I dissent on the affirmance of the assessment of terms in the amount of $287.74 against plaintiffs. The trial court based this award upon “unreasonable acts.” These “unreasonable acts” stem from the refusal of Attorney John H. Shepard of Sturgis, South Dakota, refusing to answer questions posed to him in a deposition on November 18, 1981. Attorney Shepard stated under oath that his clients had not entered a waiver of the attorney-client privilege. Hence, he could not testify to privileged matters. Attorney Shepard had the right to assert this privilege as protected under the provisions of SDCL 19-13-1, SDCL 19-13-2, and SDCL 19-13-3. Our statutory scheme in this state takes precedence over Wright and Miller, Federal Practice and Procedure.
As I understand the record, defendants scheduled the deposition with knowledge that the attorney-client privilege had not been waived. Thus, defendants either knew or should have known that Attorney Shepard was not in a position to testify to privileged matters between him and his clients. Later, another deposition was scheduled of Attorney Shepard and by this time the attorney-client privilege had been waived. Asserting the attorney-client privilege under the law can hardly be described as an unreasonable act.

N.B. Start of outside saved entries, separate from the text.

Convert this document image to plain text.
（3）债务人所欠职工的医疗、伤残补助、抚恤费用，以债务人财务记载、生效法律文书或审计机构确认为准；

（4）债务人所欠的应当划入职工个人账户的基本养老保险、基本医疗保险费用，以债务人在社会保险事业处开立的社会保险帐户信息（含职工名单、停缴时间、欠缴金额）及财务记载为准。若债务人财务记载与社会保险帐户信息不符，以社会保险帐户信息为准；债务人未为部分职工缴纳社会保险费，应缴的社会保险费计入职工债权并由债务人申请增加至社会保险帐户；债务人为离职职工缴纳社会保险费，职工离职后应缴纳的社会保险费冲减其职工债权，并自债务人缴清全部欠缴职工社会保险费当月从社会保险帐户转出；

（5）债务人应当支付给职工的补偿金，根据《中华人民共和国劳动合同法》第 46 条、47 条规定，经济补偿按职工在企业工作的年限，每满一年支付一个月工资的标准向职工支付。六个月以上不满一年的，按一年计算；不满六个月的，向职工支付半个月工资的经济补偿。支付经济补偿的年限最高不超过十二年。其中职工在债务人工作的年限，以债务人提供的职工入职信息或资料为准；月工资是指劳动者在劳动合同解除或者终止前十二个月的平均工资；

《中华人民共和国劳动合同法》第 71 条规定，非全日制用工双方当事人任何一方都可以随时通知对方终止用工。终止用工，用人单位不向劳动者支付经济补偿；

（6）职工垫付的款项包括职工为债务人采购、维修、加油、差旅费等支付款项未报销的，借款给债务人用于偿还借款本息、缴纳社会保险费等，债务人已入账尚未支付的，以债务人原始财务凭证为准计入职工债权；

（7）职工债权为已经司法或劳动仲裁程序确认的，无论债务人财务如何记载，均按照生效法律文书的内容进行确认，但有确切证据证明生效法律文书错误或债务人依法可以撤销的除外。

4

I note that the trial court leaned on counsel in a motion hearing on or about December 9, 1981, to reassess counsel’s position on the assertion of the attorney-client privilege. The trial court indicated that Attorney Shepard’s testimony played a key role in the case and that extensive damages were being sought by plaintiffs. The trial court expressed the view that asserting this privilege was inappropriate. Thereafter, obviously fearful of the power of the trial court, the plaintiffs waived the attorney-client privilege with Attorney Shepard. This triggered a second deposition of Attorney Shepard on January 11, 1982. I fully appreciate that the trial court has broad discretion in assessing terms. But I deplore that a trial court can heavily lean on an attorney to such extent that he and his clients relent and waive the privilege, then to be further levied terms for exercising a sacred right and relationship in the law. One portion of the oath, SDCL 16-16-18, taken by all attorneys as they are sworn in to become a licensed practicing attorney in the State of South Dakota reads: “I will maintain the confidence and preserve inviolate the secrets of my client . .. . ” SDCL 16-18-18 provides: “It is the duty of an attorney and counselor at law to maintain inviolate the confidence, and at any peril to himself to preserve the secret of his client.” Therefore, I believe that the trial court abused its discretion by ordering terms to cover the costs of taking the second deposition of Attorney John Shepard. Obviously, Attorney Shepard had an intimate knowledge of his clients’ affairs but that does not give the right to an aggressive trial court to insist that such attorney become a witness in the trial procedure, for if this type of rationale makes a waiver justifiable, indeed we shall find attorneys testifying in many cases about their clients’ business which surely shall remove a cornerstone in the foundation of the American legal system.